The Roman spoke now, slow and careful, as though still disbelieving that they might understand him.

‘He wants to know why he lives,’ said Gaevani.

‘Tell him that Laimei did not want to claim her third kill.’

‘He will not understand that.’

Arite shook her head. ‘He does not know of how a woman may leave the warband?’

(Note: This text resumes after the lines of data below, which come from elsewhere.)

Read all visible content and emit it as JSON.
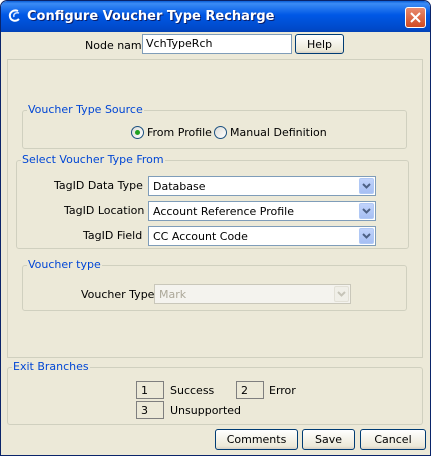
{
  "window": {
    "title": "Configure Voucher Type Recharge",
    "icon": "swirl-icon",
    "close_icon": "close-icon"
  },
  "node": {
    "label": "Node name",
    "value": "VchTypeRch",
    "help_label": "Help"
  },
  "voucher_type_source": {
    "legend": "Voucher Type Source",
    "options": [
      {
        "label": "From Profile",
        "selected": true
      },
      {
        "label": "Manual Definition",
        "selected": false
      }
    ]
  },
  "select_from": {
    "legend": "Select Voucher Type From",
    "fields": [
      {
        "label": "TagID Data Type",
        "value": "Database"
      },
      {
        "label": "TagID Location",
        "value": "Account Reference Profile"
      },
      {
        "label": "TagID Field",
        "value": "CC Account Code"
      }
    ]
  },
  "voucher_type": {
    "legend": "Voucher type",
    "label": "Voucher Type",
    "value": "Mark",
    "enabled": false
  },
  "exit_branches": {
    "legend": "Exit Branches",
    "items": [
      {
        "number": "1",
        "label": "Success"
      },
      {
        "number": "2",
        "label": "Error"
      },
      {
        "number": "3",
        "label": "Unsupported"
      }
    ]
  },
  "buttons": {
    "comments": "Comments",
    "save": "Save",
    "cancel": "Cancel"
  },
  "colors": {
    "title_bar": "#0058e6",
    "legend_text": "#0046d5",
    "window_bg": "#ece9d8",
    "radio_selected": "#21a121"
  }
}
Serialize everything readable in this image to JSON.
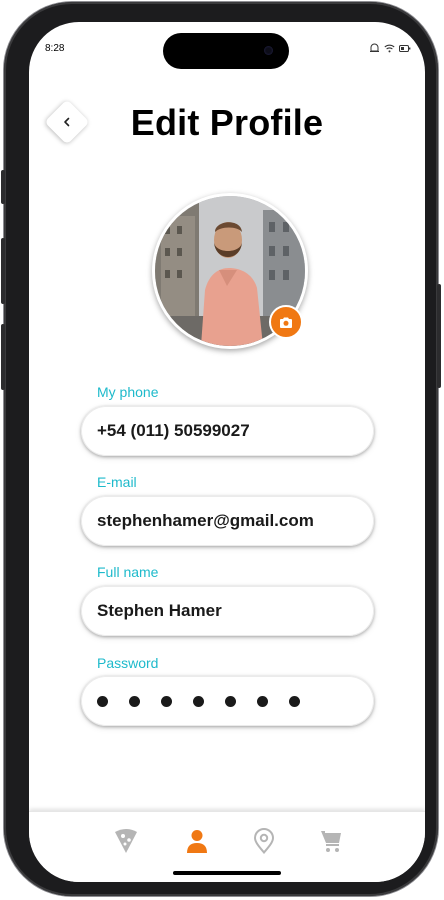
{
  "status_bar": {
    "time": "8:28"
  },
  "header": {
    "title": "Edit Profile",
    "back_icon": "chevron-left-icon"
  },
  "profile": {
    "avatar_icon": "profile-photo",
    "camera_icon": "camera-icon",
    "accent_color": "#F07813"
  },
  "form": {
    "phone": {
      "label": "My phone",
      "value": "+54 (011) 50599027"
    },
    "email": {
      "label": "E-mail",
      "value": "stephenhamer@gmail.com"
    },
    "name": {
      "label": "Full name",
      "value": "Stephen Hamer"
    },
    "password": {
      "label": "Password",
      "masked_length": 7
    },
    "label_color": "#1EBACB"
  },
  "tab_bar": {
    "items": [
      {
        "icon": "pizza-icon",
        "active": false
      },
      {
        "icon": "person-icon",
        "active": true
      },
      {
        "icon": "location-pin-icon",
        "active": false
      },
      {
        "icon": "cart-icon",
        "active": false
      }
    ],
    "active_color": "#F07813",
    "inactive_color": "#B5B5B5"
  }
}
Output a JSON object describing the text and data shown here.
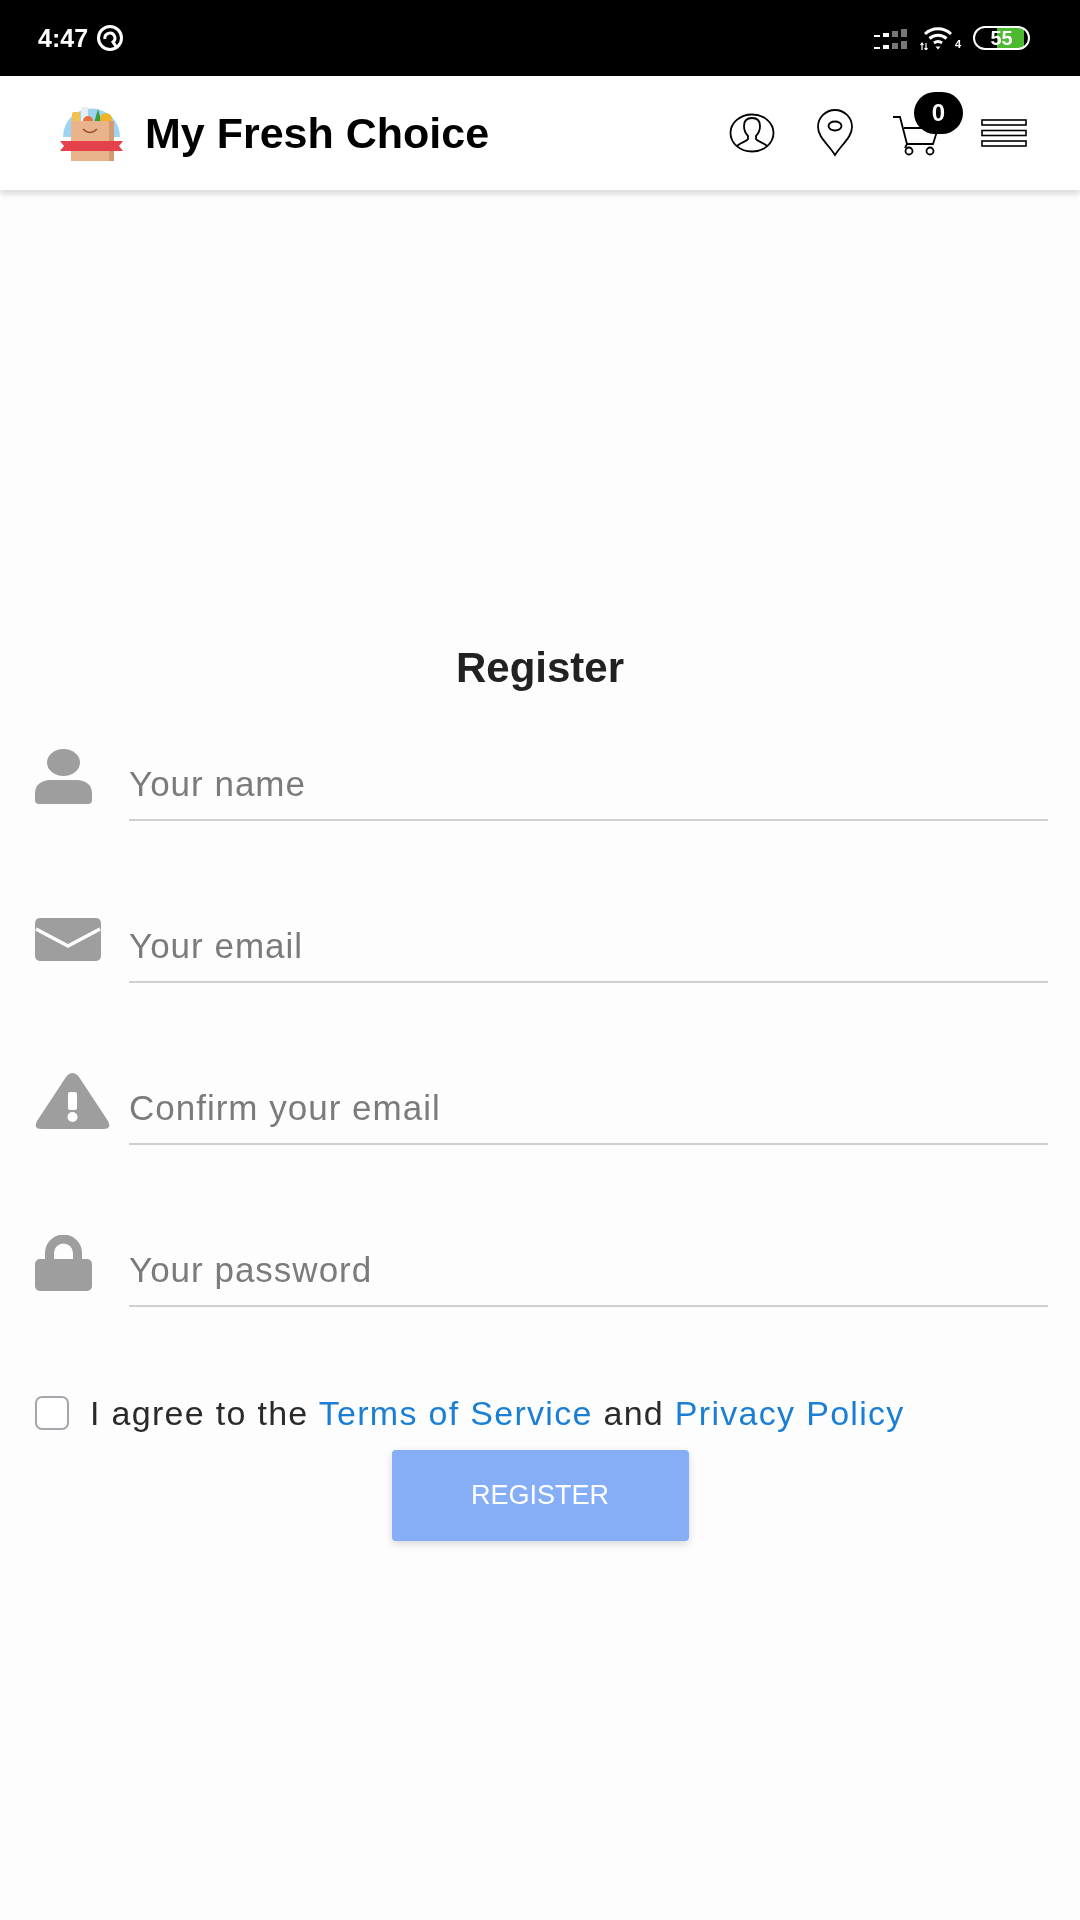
{
  "status_bar": {
    "time": "4:47",
    "network_label": "4",
    "battery": "55"
  },
  "header": {
    "title": "My Fresh Choice",
    "cart_count": "0"
  },
  "form": {
    "title": "Register",
    "fields": [
      {
        "kind": "name",
        "placeholder": "Your name"
      },
      {
        "kind": "email",
        "placeholder": "Your email"
      },
      {
        "kind": "confirm",
        "placeholder": "Confirm your email"
      },
      {
        "kind": "password",
        "placeholder": "Your password"
      }
    ],
    "agreement": {
      "checked": false,
      "parts": [
        {
          "kind": "text",
          "text": "I agree to the"
        },
        {
          "kind": "link",
          "text": "Terms of Service"
        },
        {
          "kind": "text",
          "text": "and"
        },
        {
          "kind": "link",
          "text": "Privacy Policy"
        }
      ]
    },
    "submit": {
      "label": "REGISTER",
      "disabled": true
    }
  }
}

‘They know nothing of our people. The Romans are fools. Amazing that they have conquered so much when they know so little.’

‘Tell him, then.’

And Gaevani spoke once more – stumbling from time to time over the unfamiliar language, his hands dancing in the air to mime the words he did not know. Arite felt the Roman’s eyes upon her, tracing the scars across her skin, the relics of wars long past. She tried to remember the three men she had killed to earn her freedom from the warband twenty years before, but they were faceless shadows now. Two Sarmatians and a Dacian, killed in feud and border raids. She had been free, then, to take a husband, raise children and leave the killing behind. A life that she had fought for and won, and yet now she had nothing left to show for it.

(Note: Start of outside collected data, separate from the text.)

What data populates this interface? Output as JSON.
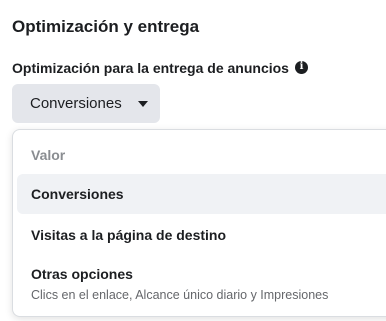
{
  "section": {
    "title": "Optimización y entrega"
  },
  "field": {
    "label": "Optimización para la entrega de anuncios",
    "info_icon": "info-icon"
  },
  "dropdown": {
    "selected_label": "Conversiones",
    "caret_icon": "caret-down-icon"
  },
  "menu": {
    "heading": "Valor",
    "items": [
      {
        "label": "Conversiones",
        "description": "",
        "selected": true
      },
      {
        "label": "Visitas a la página de destino",
        "description": "",
        "selected": false
      },
      {
        "label": "Otras opciones",
        "description": "Clics en el enlace, Alcance único diario y Impresiones",
        "selected": false
      }
    ]
  },
  "colors": {
    "text_primary": "#1c1e21",
    "text_secondary": "#65676b",
    "heading_muted": "#8a8d91",
    "button_bg": "#e4e6eb",
    "selected_bg": "#f0f2f5"
  }
}
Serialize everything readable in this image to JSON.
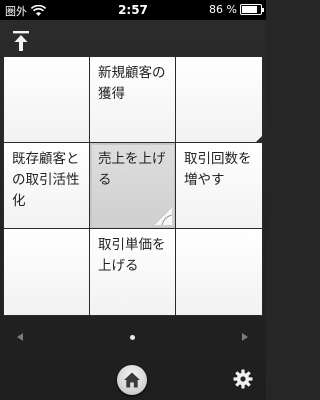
{
  "status_bar": {
    "carrier": "圏外",
    "time": "2:57",
    "battery_percent": "86 %",
    "battery_level": 0.86
  },
  "grid": {
    "cells": [
      {
        "label": ""
      },
      {
        "label": "新規顧客の獲得"
      },
      {
        "label": ""
      },
      {
        "label": "既存顧客との取引活性化"
      },
      {
        "label": "売上を上げる"
      },
      {
        "label": "取引回数を増やす"
      },
      {
        "label": ""
      },
      {
        "label": "取引単価を上げる"
      },
      {
        "label": ""
      }
    ]
  },
  "pager": {
    "page_count": 1,
    "current_page": 1
  },
  "icons": {
    "top": "upload-icon",
    "home": "home-icon",
    "settings": "gear-icon"
  },
  "colors": {
    "background": "#262626",
    "cell": "#ffffff",
    "selected_cell": "#d6d6d6"
  }
}
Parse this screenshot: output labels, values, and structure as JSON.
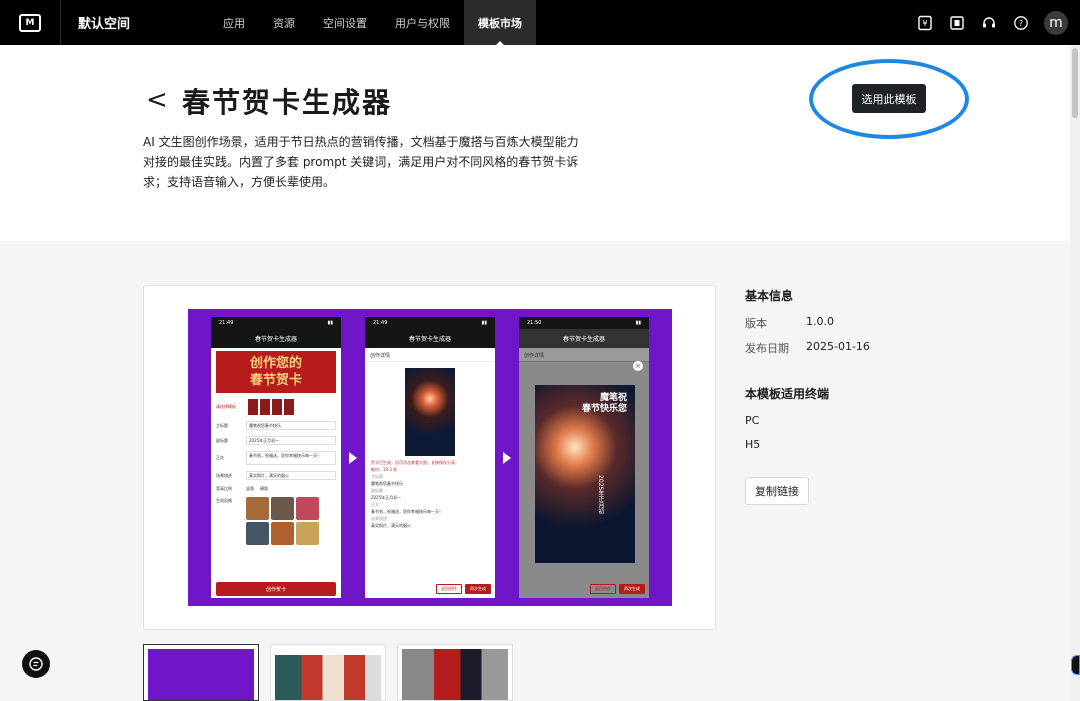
{
  "nav": {
    "space_name": "默认空间",
    "items": [
      "应用",
      "资源",
      "空间设置",
      "用户与权限",
      "模板市场"
    ],
    "avatar_letter": "m",
    "logo_text": "M"
  },
  "page": {
    "back_glyph": "<",
    "title": "春节贺卡生成器",
    "description": "AI 文生图创作场景，适用于节日热点的营销传播，文档基于魔搭与百炼大模型能力对接的最佳实践。内置了多套 prompt 关键词，满足用户对不同风格的春节贺卡诉求；支持语音输入，方便长辈使用。",
    "use_button": "选用此模板",
    "highlight_color": "#1e88e5"
  },
  "info": {
    "basic_title": "基本信息",
    "version_label": "版本",
    "version_value": "1.0.0",
    "date_label": "发布日期",
    "date_value": "2025-01-16",
    "terminal_title": "本模板适用终端",
    "terminals": [
      "PC",
      "H5"
    ],
    "copy_button": "复制链接"
  },
  "preview": {
    "bg_color": "#6f17c8",
    "phone1": {
      "time": "21:49",
      "app_title": "春节贺卡生成器",
      "banner": "创作您的\n春节贺卡",
      "rows": [
        {
          "label": "主标题",
          "value": "魔笔祝您春节快乐"
        },
        {
          "label": "副标题",
          "value": "2025年正月初一"
        },
        {
          "label": "正文",
          "value": "春节到，祝福送，愿你幸福快乐每一天！"
        },
        {
          "label": "场景描述",
          "value": "真实照片，满天的烟火"
        }
      ],
      "ratio_label": "宽高比例",
      "ratio_options": [
        "竖版",
        "横版"
      ],
      "style_label": "生成风格",
      "button": "创作贺卡"
    },
    "phone2": {
      "time": "21:49",
      "app_title": "春节贺卡生成器",
      "modal_title": "创作详情",
      "notice": "贺卡已生成，但可点击查看大图，长按保存分享。",
      "elapsed": "耗时：19.3 秒",
      "fields": [
        {
          "label": "主标题",
          "value": "魔笔祝您春节快乐"
        },
        {
          "label": "副标题",
          "value": "2025年正月初一"
        },
        {
          "label": "正文",
          "value": "春节到，祝福送，愿你幸福快乐每一天！"
        },
        {
          "label": "场景描述",
          "value": "真实照片，满天的烟火"
        },
        {
          "label": "宽高比例",
          "value": "竖版"
        }
      ],
      "btn_back": "返回创作",
      "btn_again": "再次生成"
    },
    "phone3": {
      "time": "21:50",
      "app_title": "春节贺卡生成器",
      "modal_title": "创作详情",
      "card_text": "魔笔祝\n春节快乐您",
      "card_date": "2025年正月初",
      "btn_back": "返回创作",
      "btn_again": "再次生成"
    }
  }
}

When Gaevani had finished, the Roman spoke again. Slow, halting words, as though dragged up from some place deep within him.

Gaevani smiled sourly. ‘Perhaps the Red Crest does have more courage than I thought.’

‘Why?’

‘He asks to be given a warrior’s death, and not live shamed as a captive.’

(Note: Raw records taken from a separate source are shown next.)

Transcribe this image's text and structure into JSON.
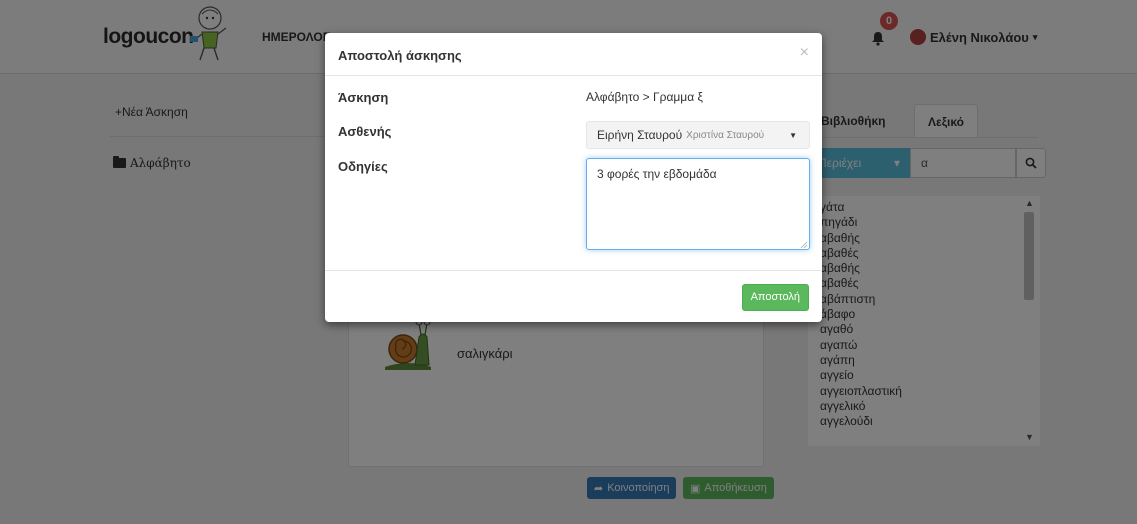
{
  "navbar": {
    "logo": "logoucon",
    "nav_link": "ΗΜΕΡΟΛΟΓ",
    "notifications_count": "0",
    "user_name": "Ελένη Νικολάου"
  },
  "sidebar": {
    "new_exercise": "Νέα Άσκηση",
    "folders": [
      {
        "label": "Αλφάβητο"
      }
    ]
  },
  "exercise_panel": {
    "item_word": "σαλιγκάρι",
    "share_label": "Κοινοποίηση",
    "save_label": "Αποθήκευση"
  },
  "lexicon": {
    "tabs": [
      {
        "label": "Βιβλιοθήκη",
        "active": false
      },
      {
        "label": "Λεξικό",
        "active": true
      }
    ],
    "filter": "Περιέχει",
    "query": "α",
    "words": [
      "γάτα",
      "πηγάδι",
      "αβαθής",
      "αβαθές",
      "αβαθής",
      "αβαθές",
      "αβάπτιστη",
      "άβαφο",
      "αγαθό",
      "αγαπώ",
      "αγάπη",
      "αγγείο",
      "αγγειοπλαστική",
      "αγγελικό",
      "αγγελούδι"
    ]
  },
  "modal": {
    "title": "Αποστολή άσκησης",
    "exercise_label": "Άσκηση",
    "exercise_value": "Αλφάβητο > Γραμμα ξ",
    "patient_label": "Ασθενής",
    "patient_name": "Ειρήνη Σταυρού",
    "patient_sub": "Χριστίνα Σταυρού",
    "instructions_label": "Οδηγίες",
    "instructions_value": "3 φορές την εβδομάδα",
    "send_label": "Αποστολή"
  },
  "colors": {
    "primary": "#337ab7",
    "success": "#5cb85c",
    "info": "#5bc0de",
    "danger": "#d9534f"
  }
}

A heat under her skin, as though she were put to some torture of fire. And she was speaking then, so angry that the Roman, not understanding her words, took two paces back, raised his hands as if to ward away the stroke of a sword. ‘Tell him there is no glory in killing one who wishes to die. And that he shames himself, to seek such a death.’

Gaevani spoke – at length, more than seemed necessary to translate her words. The Roman gave her a wary nod, and returned to his careful work amongst the horses.

‘What more did you tell him?’ Arite said, breathing away her anger.

‘That you do not care to kill the helpless.’ He gave a shrug, palms turned up to the sky. ‘And that no doubt some fever or sickness will take him, and that shall be the end of it. He has no need to hurry towards death. They do not breed Romans strong enough to live on the plains.’

Once more, the sound of a horse approaching, and a half-stifled cry from Tomyris, watching them from the other side of the paddock. For it was Kai coming back, hunched over the saddle like a man wounded in battle, the horse wandering carelessly, barely guided. His daughter calling to him, but he gave no sign of hearing. He slipped from his horse and let it wander back to the herd unguided, and returned to the darkness of the tented wagon.

Gaevani spoke once more, his eyes on Kai’s tent. ‘We all must live with our shame, no? But they did not breed him strong enough either, I think,’ he said. And Arite thought that the other man spoke not in scorn, nor in the bitter tone of revenge, but perhaps with a certain quiet regret.

13

The heavy snows came. Perhaps a blessing from some kindly god, for even the Romans would not march in that weather. Or a curse from some trickster deity, sealing the nomads in place, forcing them to sit and wait. And to starve. For the Sarmatians only knew plenty and famine. Even with so many left dead upon the ice of the Danu, there was not enough for all to eat. Some had come to that great campground with their winter herds, some with only a few sacks of grain. And so it was a time of waiting, of whispering in the dark, of creeping slow death.